Assignment 1, due Thursday, January 24

• Review Sections 0.1-0.3, memorize properties of an inner product, definitions of convergence in square norm (Definition 0.7), pointwise and uniform convergence (Definition 0.8).
• Do Exercises in Chapter 0, p. 34-35: 1; 3; 6; 7;
• Show that the sequence of functions given by fn(x)= x e-nx converges uniformly on the interval [0,1] to zero. Hint: Use calculus to find where the function maximally deviates from zero.

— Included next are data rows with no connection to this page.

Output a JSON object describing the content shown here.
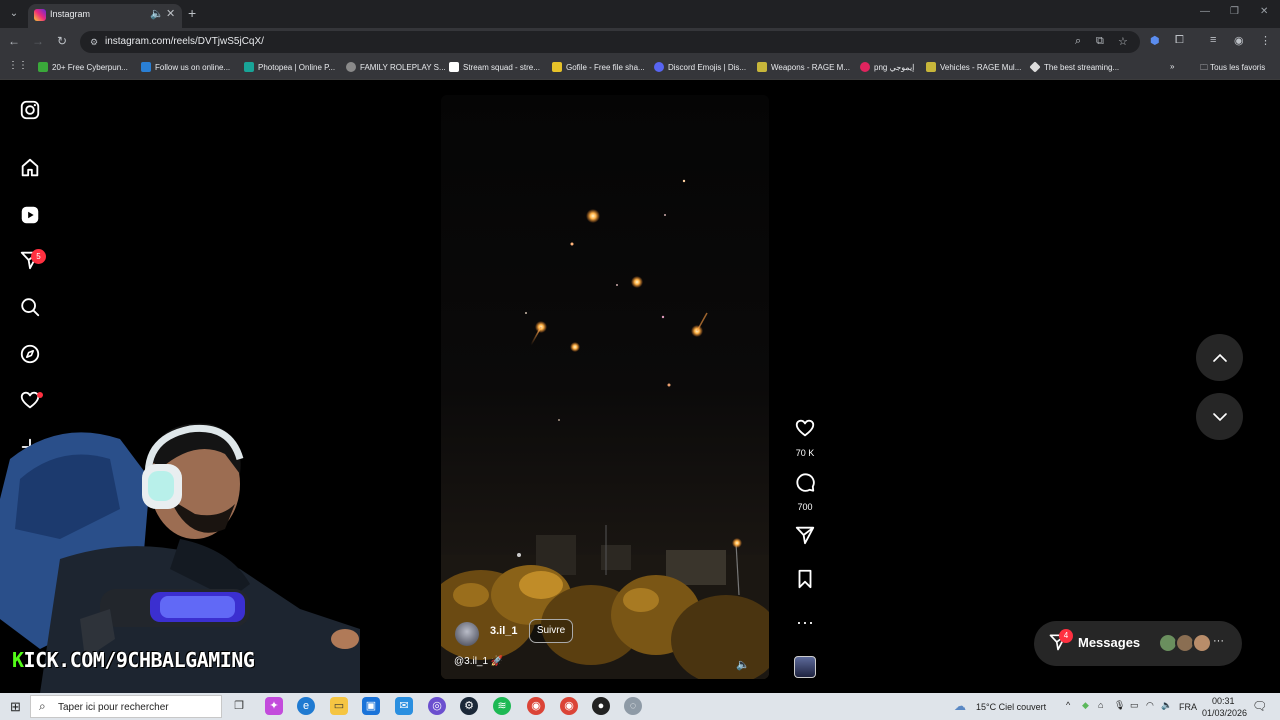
{
  "browser": {
    "tab": {
      "title": "Instagram"
    },
    "url": "instagram.com/reels/DVTjwS5jCqX/",
    "bookmarks": [
      {
        "label": "20+ Free Cyberpun...",
        "color": "#3aa83a"
      },
      {
        "label": "Follow us on online...",
        "color": "#2a7fd4"
      },
      {
        "label": "Photopea | Online P...",
        "color": "#18a497"
      },
      {
        "label": "FAMILY ROLEPLAY S...",
        "color": "#8a8a8a"
      },
      {
        "label": "Stream squad - stre...",
        "color": "#ffffff"
      },
      {
        "label": "Gofile - Free file sha...",
        "color": "#e6c229"
      },
      {
        "label": "Discord Emojis | Dis...",
        "color": "#5865f2"
      },
      {
        "label": "Weapons - RAGE M...",
        "color": "#c7b63a"
      },
      {
        "label": "png إيموجي",
        "color": "#e0245e"
      },
      {
        "label": "Vehicles - RAGE Mul...",
        "color": "#c7b63a"
      },
      {
        "label": "The best streaming...",
        "color": "#dddddd"
      }
    ],
    "all_favorites": "Tous les favoris"
  },
  "sidebar": {
    "notifications_count": "5"
  },
  "reel": {
    "username": "3.il_1",
    "follow_label": "Suivre",
    "audio_label": "@3.il_1",
    "likes": "70 K",
    "comments": "700"
  },
  "messages": {
    "label": "Messages",
    "count": "4"
  },
  "overlay": {
    "kick_prefix": "K",
    "kick_rest": "ICK.COM/9CHBALGAMING"
  },
  "taskbar": {
    "search_placeholder": "Taper ici pour rechercher",
    "weather": "15°C  Ciel couvert",
    "language": "FRA",
    "time": "00:31",
    "date": "01/03/2026"
  },
  "colors": {
    "accent_red": "#ff3040",
    "kick_green": "#53fc18"
  }
}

• (Matlab project) Define a variable with the command "x=0:0.001:1;" in Matlab. This is just a row vector with values ranging from 0 to 1 in steps of 0.001 increment. Now plot the functions fn(x) = x e-nx for n=2, n=5, and n=10. Refer to Matlab Help on arithmetic (element by element product) and elementary functions (exponential) if needed. You may want to call the resulting vectors of function values f2, f5, and f10. Plotting the functions is simply done by "plot(x,f2);" and similarly for f5 and f10. Export (save) the plots and print them. Attach a printout of your plots to your homework, together with the Matlab code you used to generate the function values.